A população de 214 municípios paraibanos é obrigada a sair do lugar onde mora quando precisa de atendimento em uma Unidade de Terapia Intensiva (UTI), estrutura fundamental para a recuperação de pacientes em estado grave. Faltam leitos nos hospitais do interior do Estado e apenas nove cidades possuem hospitais equipados com UTI. O problema provoca superlotação e “inchaço” em João Pessoa e Campina Grande, que concentram 90% dos leitos de terapia intensiva disponíveis na Paraíba. As demais vagas de UTI estão distribuídas em Santa Rita, Guarabira, Remígio, Massaranduba, Patos, Sousa e Cajazeiras.

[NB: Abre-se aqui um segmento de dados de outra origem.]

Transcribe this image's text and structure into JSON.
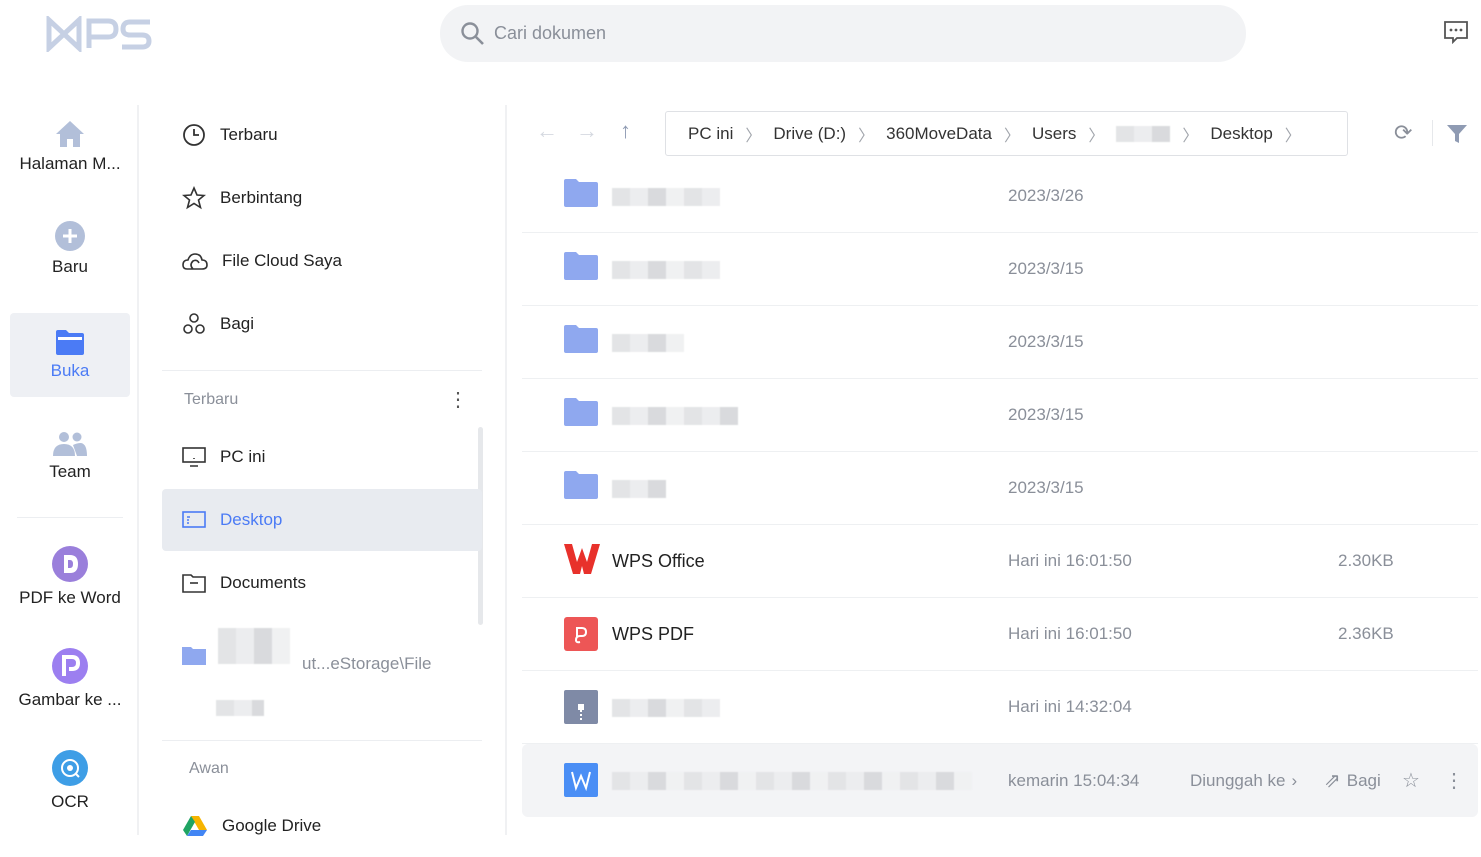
{
  "app": {
    "logo_text": "WPS",
    "search_placeholder": "Cari dokumen"
  },
  "nav": [
    {
      "label": "Halaman M...",
      "icon": "home-icon"
    },
    {
      "label": "Baru",
      "icon": "plus-circle-icon"
    },
    {
      "label": "Buka",
      "icon": "folder-icon",
      "active": true
    },
    {
      "label": "Team",
      "icon": "team-icon"
    },
    {
      "label": "PDF ke Word",
      "icon": "pdf-to-word-icon"
    },
    {
      "label": "Gambar ke ...",
      "icon": "image-to-pdf-icon"
    },
    {
      "label": "OCR",
      "icon": "ocr-icon"
    }
  ],
  "middle": {
    "quick": [
      "Terbaru",
      "Berbintang",
      "File Cloud Saya",
      "Bagi"
    ],
    "recent_header": "Terbaru",
    "locations": [
      "PC ini",
      "Desktop",
      "Documents"
    ],
    "recent_path": "ut...eStorage\\File",
    "cloud_header": "Awan",
    "cloud": [
      "Google Drive"
    ]
  },
  "breadcrumb": [
    "PC ini",
    "Drive (D:)",
    "360MoveData",
    "Users",
    "Desktop"
  ],
  "files": [
    {
      "type": "folder",
      "name": "",
      "date": "2023/3/26",
      "size": ""
    },
    {
      "type": "folder",
      "name": "",
      "date": "2023/3/15",
      "size": ""
    },
    {
      "type": "folder",
      "name": "",
      "date": "2023/3/15",
      "size": ""
    },
    {
      "type": "folder",
      "name": "",
      "date": "2023/3/15",
      "size": ""
    },
    {
      "type": "folder",
      "name": "",
      "date": "2023/3/15",
      "size": ""
    },
    {
      "type": "wps",
      "name": "WPS Office",
      "date": "Hari ini 16:01:50",
      "size": "2.30KB"
    },
    {
      "type": "pdf",
      "name": "WPS PDF",
      "date": "Hari ini 16:01:50",
      "size": "2.36KB"
    },
    {
      "type": "zip",
      "name": "",
      "date": "Hari ini 14:32:04",
      "size": ""
    },
    {
      "type": "word",
      "name": "",
      "date": "kemarin 15:04:34",
      "size": ""
    }
  ],
  "row_actions": {
    "upload": "Diunggah ke",
    "share": "Bagi"
  },
  "colors": {
    "accent": "#4b7bf5",
    "folder": "#8fa8ef"
  }
}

Dados do Ministério da Saúde apontam que a Paraíba dispõe atualmente de 490 leitos de UTI para atender uma população atual superior a 3,7 milhões de habitantes, segundo o Instituto Brasileiro de Geografia e Estatística (IBGE). Deste total, 68,5% dos leitos estão disponíveis para pacientes do Sistema Único de Saúde (SUS), que possui 336 vagas em hospitais públicos e privados.
Com mais de 850 mil moradores, a capital concentra mais da metade das vagas com 270 leitos de UTI, o que representa 55% do total. A rede de Saúde de João Pessoa dispõe de 22 unidades hospitalares públicas e privadas com UTI, entre hospitais, clínicas e maternidades.
Sobram 220 leitos para atender os demais 222 municípios, com uma população total de 2,8 milhões de pessoas. Campina Grande é o segundo maior polo de serviços de saúde do Estado e concentra outra fatia importante dos serviços de terapia intensiva com 172 leitos, ou seja, 35% do total de vagas ofertadas aos paraibanos. São 10 unidades hospitalares em Campina, atendendo também aos municípios do Sertão, Cariri e Agreste, cobrindo uma área com mais de 1,2 milhão de habitantes.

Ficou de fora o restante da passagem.